Overemphasis of the genre-elements can obscure,
And in the worst cases displace,
What really matters.

     And what is that? Why, it’s people. People changing and growing. People overcoming their weaknesses. Most important of all, people learning to love and to accept love: love of self, love of others, and the love of God.

     Ultimately, love is everything. – M. Scott Peck

     May God bless and keep you all!

1 comment

  1. That is one of the defining tasks of someone who wants to achieve maturity. And, that mature status can elude many an aged person.

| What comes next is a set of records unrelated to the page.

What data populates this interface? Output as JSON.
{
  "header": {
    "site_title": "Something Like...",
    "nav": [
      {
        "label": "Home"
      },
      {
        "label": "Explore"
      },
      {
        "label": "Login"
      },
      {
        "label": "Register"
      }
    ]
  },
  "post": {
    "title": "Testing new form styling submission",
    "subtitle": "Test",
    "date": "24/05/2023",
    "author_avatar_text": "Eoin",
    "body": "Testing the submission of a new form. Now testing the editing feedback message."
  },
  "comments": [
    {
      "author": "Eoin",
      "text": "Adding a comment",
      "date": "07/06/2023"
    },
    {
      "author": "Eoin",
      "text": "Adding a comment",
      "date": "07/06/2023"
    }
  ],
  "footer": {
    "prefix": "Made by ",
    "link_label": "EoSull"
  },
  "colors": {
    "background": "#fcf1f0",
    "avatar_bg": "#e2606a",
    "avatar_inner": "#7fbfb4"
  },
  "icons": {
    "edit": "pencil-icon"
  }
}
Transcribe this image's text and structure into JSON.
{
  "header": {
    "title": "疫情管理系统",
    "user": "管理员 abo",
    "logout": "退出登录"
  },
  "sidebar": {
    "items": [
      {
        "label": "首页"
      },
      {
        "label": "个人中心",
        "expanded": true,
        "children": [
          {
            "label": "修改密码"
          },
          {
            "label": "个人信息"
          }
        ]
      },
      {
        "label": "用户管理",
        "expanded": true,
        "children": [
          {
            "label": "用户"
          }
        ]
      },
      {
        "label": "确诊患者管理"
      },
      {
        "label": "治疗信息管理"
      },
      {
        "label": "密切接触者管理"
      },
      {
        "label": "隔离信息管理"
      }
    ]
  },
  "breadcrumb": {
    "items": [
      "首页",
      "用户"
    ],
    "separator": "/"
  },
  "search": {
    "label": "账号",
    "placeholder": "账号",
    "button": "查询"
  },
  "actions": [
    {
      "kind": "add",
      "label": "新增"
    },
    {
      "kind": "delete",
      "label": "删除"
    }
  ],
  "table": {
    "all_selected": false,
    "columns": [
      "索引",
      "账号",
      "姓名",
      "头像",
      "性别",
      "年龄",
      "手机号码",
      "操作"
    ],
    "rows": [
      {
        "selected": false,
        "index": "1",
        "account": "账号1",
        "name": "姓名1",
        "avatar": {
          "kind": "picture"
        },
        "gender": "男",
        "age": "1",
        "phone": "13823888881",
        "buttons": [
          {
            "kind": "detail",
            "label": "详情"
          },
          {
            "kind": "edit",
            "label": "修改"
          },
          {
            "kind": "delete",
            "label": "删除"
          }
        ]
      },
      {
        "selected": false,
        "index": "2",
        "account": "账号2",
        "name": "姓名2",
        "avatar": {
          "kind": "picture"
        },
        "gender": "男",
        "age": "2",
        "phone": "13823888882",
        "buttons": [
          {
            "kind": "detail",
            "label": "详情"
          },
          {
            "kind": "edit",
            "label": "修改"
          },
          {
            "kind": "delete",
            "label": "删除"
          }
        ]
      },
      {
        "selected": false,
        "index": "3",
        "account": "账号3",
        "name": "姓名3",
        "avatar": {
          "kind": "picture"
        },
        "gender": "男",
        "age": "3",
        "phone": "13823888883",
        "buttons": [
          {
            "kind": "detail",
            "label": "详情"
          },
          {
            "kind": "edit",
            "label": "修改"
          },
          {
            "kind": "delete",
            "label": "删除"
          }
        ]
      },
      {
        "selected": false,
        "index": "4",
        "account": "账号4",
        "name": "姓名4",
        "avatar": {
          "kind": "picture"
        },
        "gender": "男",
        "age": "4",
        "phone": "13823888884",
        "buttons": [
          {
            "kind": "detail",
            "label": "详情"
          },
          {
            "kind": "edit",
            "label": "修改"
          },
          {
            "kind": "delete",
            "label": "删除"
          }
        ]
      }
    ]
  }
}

Just think of all those on the Left, who still refer to themselves as a ‘kid’, even though there may be more silver than dark hairs (at least, at the roots).
    Botox, cosmetic surgery to shore up drooping skin (and, not medically necessary), aggressive use of hair color to hide the factual process of aging. All are chewing up many a BB’s retirement accounts.
    And, for what? It’s obvious to others that the delusional senior is rapidly aging. Despite the occasional celebrity (Jane Fonda, Susan Sarandon, et al) whose carefully posed and curated appearanceS (dim lighting, clever angles, use of de-aging filters) hit the headlines, they are getting OLD. And, generally, without a life companion, other than those they pay for.
    They use their money to contribute to ‘activist’ causes. Those donations buy them pseudo-adoration of their opinions. And, I feel confident, laughter and derision behind their backs.